Pay attention to ‘Top products by unit sold’ in your Shopify Analytics dashboard. This report tells you what your best sellers are. While some store owners might want to drive sales to other products to round out the sales on their store, you need to focus on your best sellers. If one to three products are outperforming the rest, that’s a good indicator that you need to invest more money into ads for those products. And you need to scale fast. By delaying the growth of those products, you give competitors an opportunity to catch up to you. And in the end, it’ll make your ads less effective while increasing your costs. You need to go all in with your best sellers.
When it comes to Visits by Referrer on your Shopify Reports, it’s a good indicator of where you’ll find your best traffic. Most store owners invest in Facebook ads which usually puts Facebook at the top. However, sometimes you’ll notice you’re getting traffic from other sources that you aren’t marketing on, like Pinterest. If you find other sources of referral traffic that you didn’t initiate, it’s a good indicator that you might want to try investing more time in driving traffic from those channels.
For First Time vs Returning customers, the ratio varies per industry. For example, if you sell makeup or consumable goods, the number of returning customers should be high. However, if you sell mattresses or one-time products, the number of returning customers will typically be low. A trick I like to do to boost returning customers is to send a VIP email within 24 hours after their purchase offering a special VIP discount to buy more products from our store.
Data Analytics Tools:
Data Export allows store owners to export their data into a spreadsheet. You may use this tool to export data to give to a freelancer, accountant or someone else you wouldn’t want to give access to your store log-ins to.
Analytics Buddy is a Google Analytics data extraction tool that imports into your Shopify store. If you’d prefer the convenience of viewing all your data in one place, this app is a great choice.
Compass is a tool that tracks over 30 different ecommerce metrics. You can view reports on acquisition, revenue, and more to determine your store’s true performance.
Lucky Orange offers store owners features like heatmaps, live customer recordings, and polls to learn more about who your customer is. With heatmaps, you’ll see where customers click on the page the most to ensure there aren’t any visual distractions. With customer recordings you can view how customers navigate your website to better understand their shopping process. And you can run polls to ask customers questions easily on your website.
Customer.Guru is a tool that calculates your net promoter score. After a customer receives their product or communicates with customer support, you can send an email out to them for feedback. You can use your net promoter score to educate you on how to proceed in improving your business using customer data.
Data Analysis Resources:
Shopify Analytics is Shopify’s resource on how to understand Shopify’s reports, how to export them, and what you can track on your website. You’ll also find a section on Google Analytics to help you set it up for your store.
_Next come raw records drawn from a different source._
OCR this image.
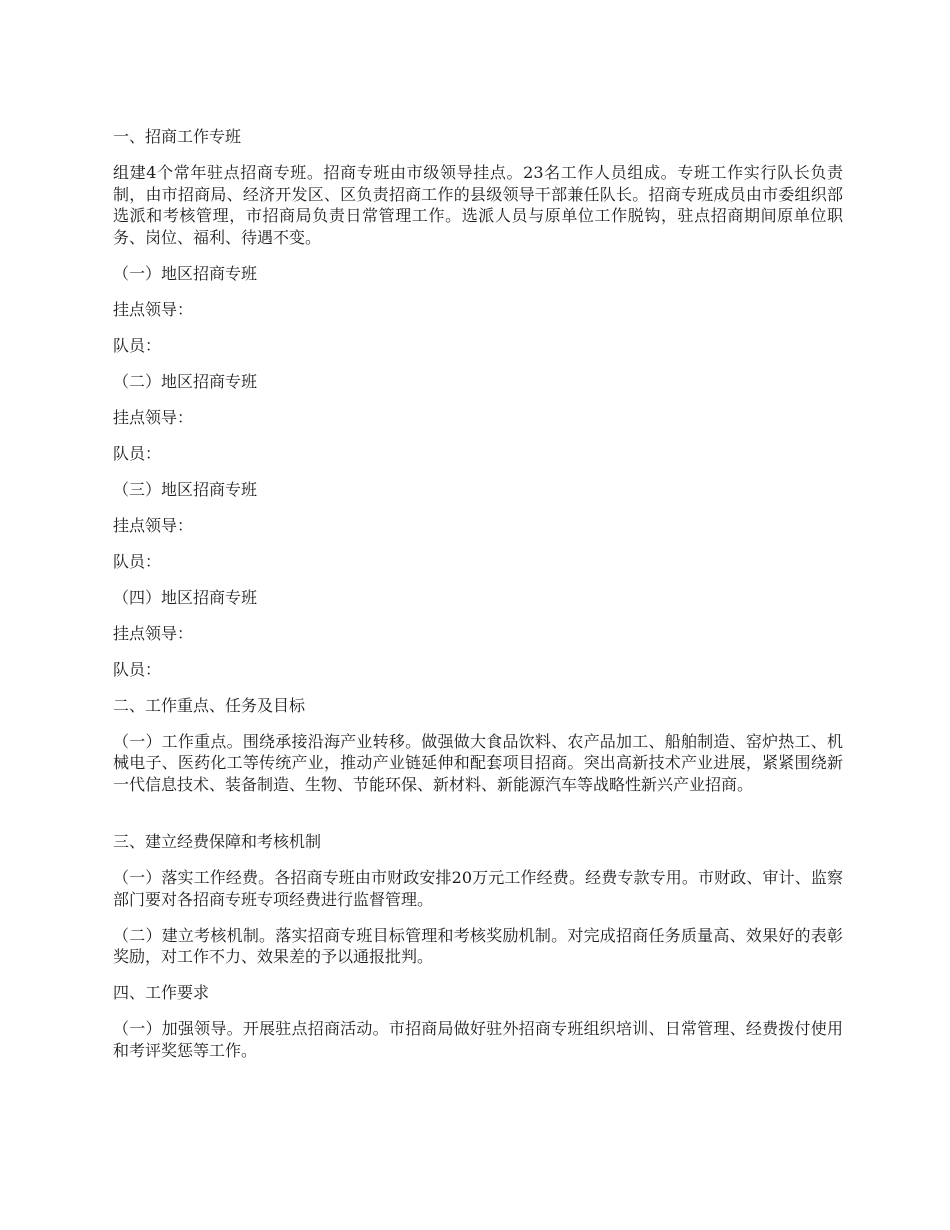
一、招商工作专班

组建4个常年驻点招商专班。招商专班由市级领导挂点。23名工作人员组成。专班工作实行队长负责制，由市招商局、经济开发区、区负责招商工作的县级领导干部兼任队长。招商专班成员由市委组织部选派和考核管理，市招商局负责日常管理工作。选派人员与原单位工作脱钩，驻点招商期间原单位职务、岗位、福利、待遇不变。

（一）地区招商专班

挂点领导：

队员：

（二）地区招商专班

挂点领导：

队员：

（三）地区招商专班

挂点领导：

队员：

（四）地区招商专班

挂点领导：

队员：

二、工作重点、任务及目标

（一）工作重点。围绕承接沿海产业转移。做强做大食品饮料、农产品加工、船舶制造、窑炉热工、机械电子、医药化工等传统产业，推动产业链延伸和配套项目招商。突出高新技术产业进展，紧紧围绕新一代信息技术、装备制造、生物、节能环保、新材料、新能源汽车等战略性新兴产业招商。

三、建立经费保障和考核机制

（一）落实工作经费。各招商专班由市财政安排20万元工作经费。经费专款专用。市财政、审计、监察部门要对各招商专班专项经费进行监督管理。

（二）建立考核机制。落实招商专班目标管理和考核奖励机制。对完成招商任务质量高、效果好的表彰奖励，对工作不力、效果差的予以通报批判。

四、工作要求

（一）加强领导。开展驻点招商活动。市招商局做好驻外招商专班组织培训、日常管理、经费拨付使用和考评奖惩等工作。
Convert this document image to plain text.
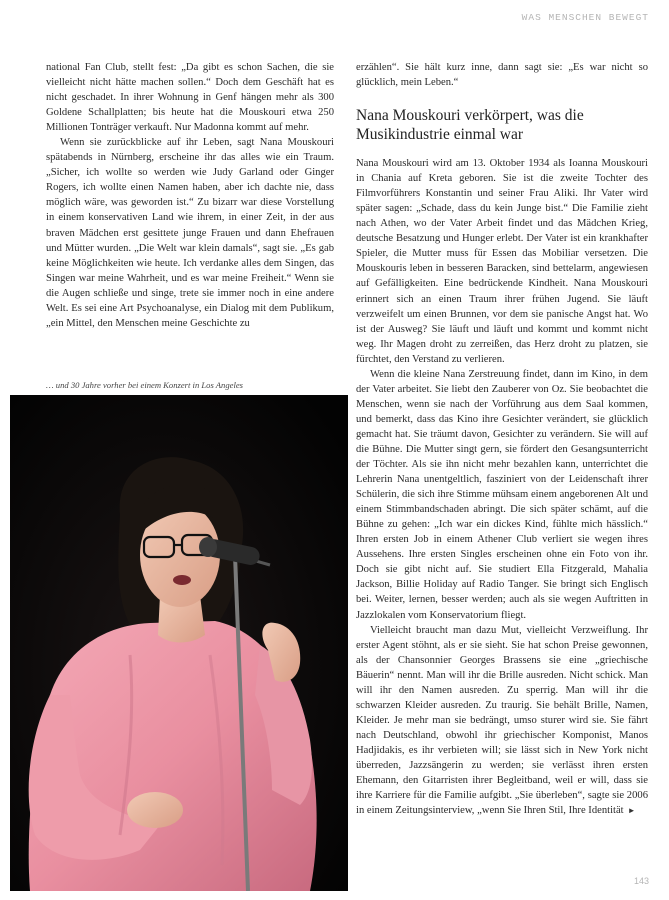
WAS MENSCHEN BEWEGT

national Fan Club, stellt fest: „Da gibt es schon Sachen, die sie vielleicht nicht hätte machen sollen.“ Doch dem Geschäft hat es nicht geschadet. In ihrer Wohnung in Genf hängen mehr als 300 Goldene Schallplatten; bis heute hat die Mouskouri etwa 250 Millionen Tonträger verkauft. Nur Madonna kommt auf mehr.

Wenn sie zurückblicke auf ihr Leben, sagt Nana Mouskouri spätabends in Nürnberg, erscheine ihr das alles wie ein Traum. „Sicher, ich wollte so werden wie Judy Garland oder Ginger Rogers, ich wollte einen Namen haben, aber ich dachte nie, dass möglich wäre, was geworden ist.“ Zu bizarr war diese Vorstellung in einem konservativen Land wie ihrem, in einer Zeit, in der aus braven Mädchen erst gesittete junge Frauen und dann Ehefrauen und Mütter wurden. „Die Welt war klein damals“, sagt sie. „Es gab keine Möglichkeiten wie heute. Ich verdanke alles dem Singen, das Singen war meine Wahrheit, und es war meine Freiheit.“ Wenn sie die Augen schließe und singe, trete sie immer noch in eine andere Welt. Es sei eine Art Psychoanalyse, ein Dialog mit dem Publikum, „ein Mittel, den Menschen meine Geschichte zu

… und 30 Jahre vorher bei einem Konzert in Los Angeles

erzählen“. Sie hält kurz inne, dann sagt sie: „Es war nicht so glücklich, mein Leben.“

Nana Mouskouri verkörpert, was die Musikindustrie einmal war

Nana Mouskouri wird am 13. Oktober 1934 als Ioanna Mouskouri in Chania auf Kreta geboren. Sie ist die zweite Tochter des Filmvorführers Konstantin und seiner Frau Aliki. Ihr Vater wird später sagen: „Schade, dass du kein Junge bist.“ Die Familie zieht nach Athen, wo der Vater Arbeit findet und das Mädchen Krieg, deutsche Besatzung und Hunger erlebt. Der Vater ist ein krankhafter Spieler, die Mutter muss für Essen das Mobiliar versetzen. Die Mouskouris leben in besseren Baracken, sind bettelarm, angewiesen auf Gefälligkeiten. Eine bedrückende Kindheit. Nana Mouskouri erinnert sich an einen Traum ihrer frühen Jugend. Sie läuft verzweifelt um einen Brunnen, vor dem sie panische Angst hat. Wo ist der Ausweg? Sie läuft und läuft und kommt und kommt nicht weg. Ihr Magen droht zu zerreißen, das Herz droht zu platzen, sie fürchtet, den Verstand zu verlieren.

Wenn die kleine Nana Zerstreuung findet, dann im Kino, in dem der Vater arbeitet. Sie liebt den Zauberer von Oz. Sie beobachtet die Menschen, wenn sie nach der Vorführung aus dem Saal kommen, und bemerkt, dass das Kino ihre Gesichter verändert, sie glücklich gemacht hat. Sie träumt davon, Gesichter zu verändern. Sie will auf die Bühne. Die Mutter singt gern, sie fördert den Gesangsunterricht der Töchter. Als sie ihn nicht mehr bezahlen kann, unterrichtet die Lehrerin Nana unentgeltlich, fasziniert von der Leidenschaft ihrer Schülerin, die sich ihre Stimme mühsam einem angeborenen Alt und einem Stimmbandschaden abringt. Die sich später schämt, auf die Bühne zu gehen: „Ich war ein dickes Kind, fühlte mich hässlich.“ Ihren ersten Job in einem Athener Club verliert sie wegen ihres Aussehens. Ihre ersten Singles erscheinen ohne ein Foto von ihr. Doch sie gibt nicht auf. Sie studiert Ella Fitzgerald, Mahalia Jackson, Billie Holiday auf Radio Tanger. Sie bringt sich Englisch bei. Weiter, lernen, besser werden; auch als sie wegen Auftritten in Jazzlokalen vom Konservatorium fliegt.

Vielleicht braucht man dazu Mut, vielleicht Verzweiflung. Ihr erster Agent stöhnt, als er sie sieht. Sie hat schon Preise gewonnen, als der Chansonnier Georges Brassens sie eine „griechische Bäuerin“ nennt. Man will ihr die Brille ausreden. Nicht schick. Man will ihr den Namen ausreden. Zu sperrig. Man will ihr die schwarzen Kleider ausreden. Zu traurig. Sie behält Brille, Namen, Kleider. Je mehr man sie bedrängt, umso sturer wird sie. Sie fährt nach Deutschland, obwohl ihr griechischer Komponist, Manos Hadjidakis, es ihr verbieten will; sie lässt sich in New York nicht überreden, Jazzsängerin zu werden; sie verlässt ihren ersten Ehemann, den Gitarristen ihrer Begleitband, weil er will, dass sie ihre Karriere für die Familie aufgibt. „Sie überleben“, sagte sie 2006 in einem Zeitungsinterview, „wenn Sie Ihren Stil, Ihre Identität ►

143
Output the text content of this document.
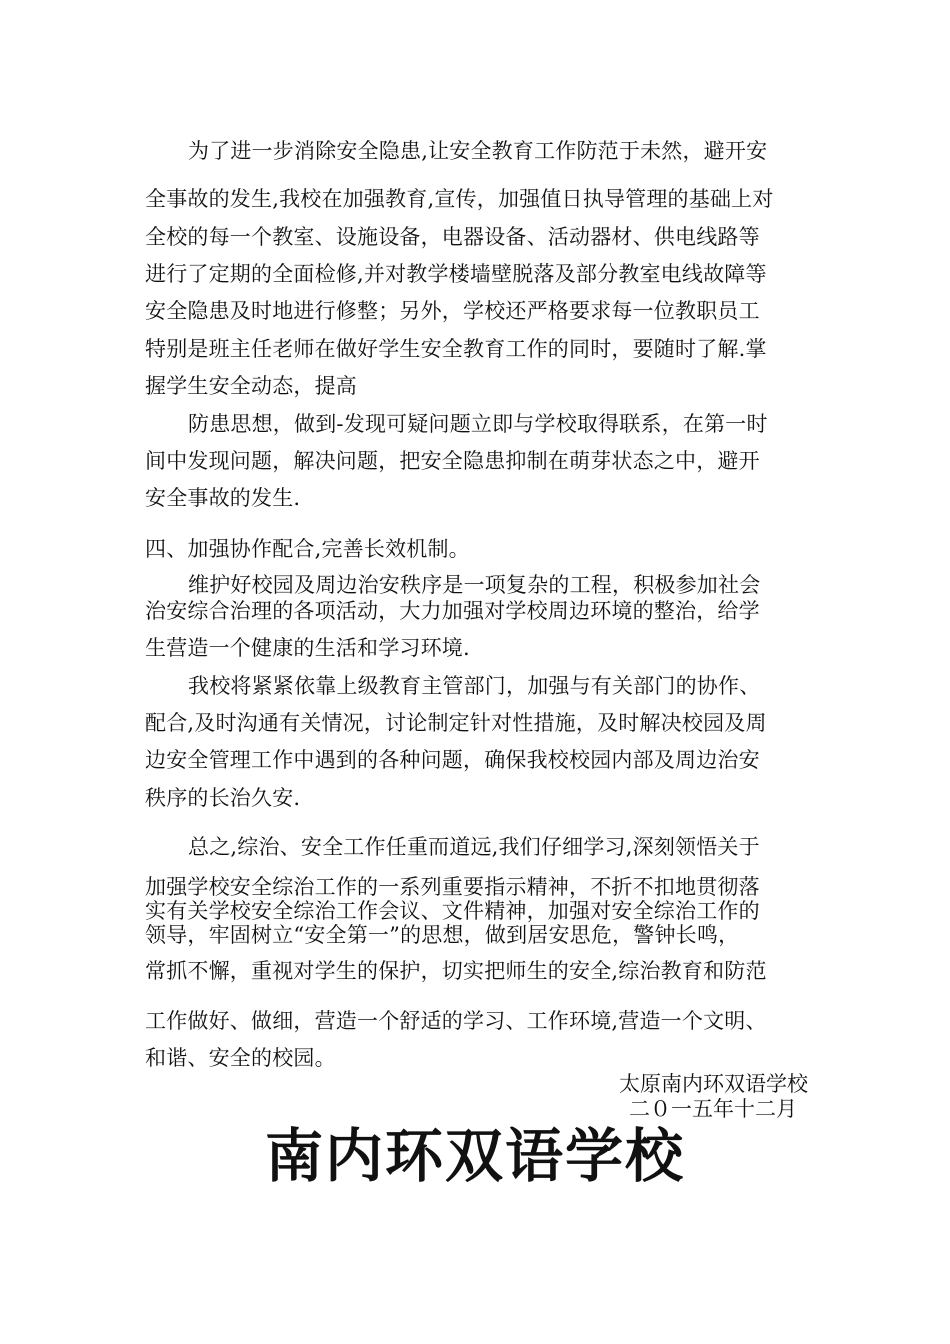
为了进一步消除安全隐患,让安全教育工作防范于未然，避开安
全事故的发生,我校在加强教育,宣传，加强值日执导管理的基础上对
全校的每一个教室、设施设备，电器设备、活动器材、供电线路等
进行了定期的全面检修,并对教学楼墙壁脱落及部分教室电线故障等
安全隐患及时地进行修整；另外，学校还严格要求每一位教职员工
特别是班主任老师在做好学生安全教育工作的同时，要随时了解.掌
握学生安全动态，提高
防患思想，做到-发现可疑问题立即与学校取得联系，在第一时
间中发现问题，解决问题，把安全隐患抑制在萌芽状态之中，避开
安全事故的发生.
四、加强协作配合,完善长效机制。
维护好校园及周边治安秩序是一项复杂的工程，积极参加社会
治安综合治理的各项活动，大力加强对学校周边环境的整治，给学
生营造一个健康的生活和学习环境.
我校将紧紧依靠上级教育主管部门，加强与有关部门的协作、
配合,及时沟通有关情况，讨论制定针对性措施，及时解决校园及周
边安全管理工作中遇到的各种问题，确保我校校园内部及周边治安
秩序的长治久安.
总之,综治、安全工作任重而道远,我们仔细学习,深刻领悟关于
加强学校安全综治工作的一系列重要指示精神，不折不扣地贯彻落
实有关学校安全综治工作会议、文件精神，加强对安全综治工作的
领导，牢固树立“安全第一”的思想，做到居安思危，警钟长鸣，
常抓不懈，重视对学生的保护，切实把师生的安全,综治教育和防范
工作做好、做细，营造一个舒适的学习、工作环境,营造一个文明、
和谐、安全的校园。
太原南内环双语学校
二０一五年十二月
南内环双语学校
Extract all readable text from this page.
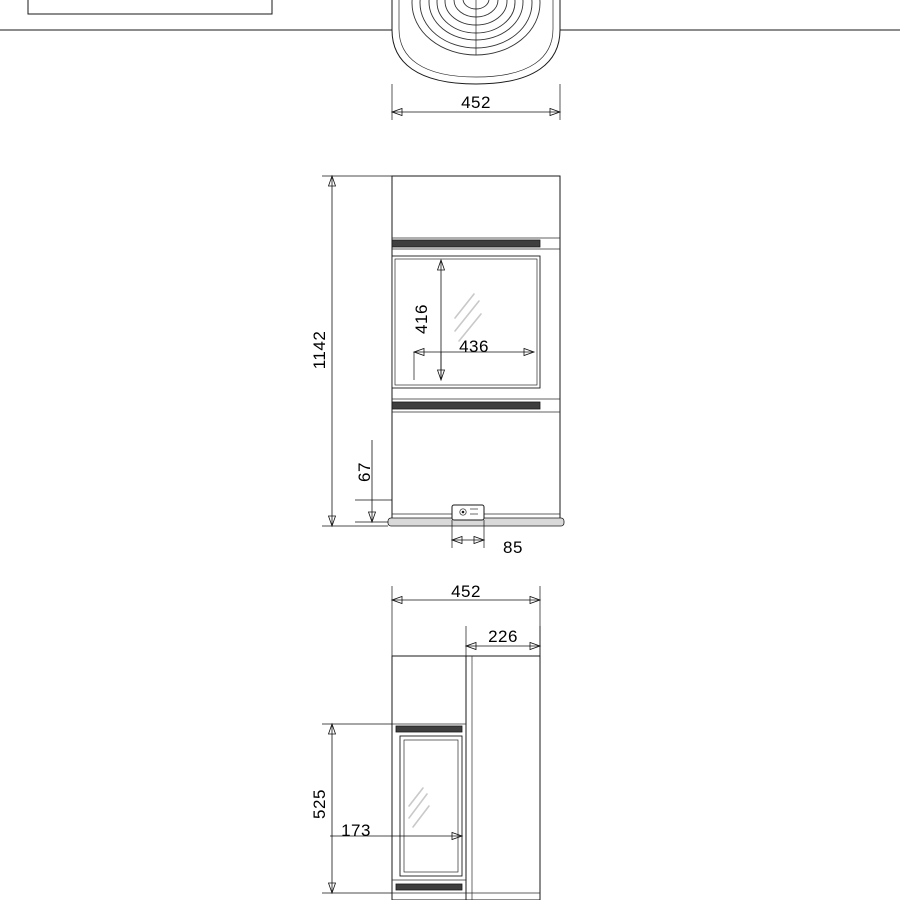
452
1142
416
436
67
85
452
226
525
173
Optimize Smart’s 6 Data Drill Downs for Improving Ecommerce Product Sales breaks down the data you should be analyzing. It covers how to find the most profitable locations, how to find your most popular product categories, and more so you can improive your store’s sales.
The Beginner’s Guide to Analyzing Shopify Reports and Analytics breaks down the difference between reporting and analysis, how to know what to look for in your data analysis, and the breakdown of what each report tells you.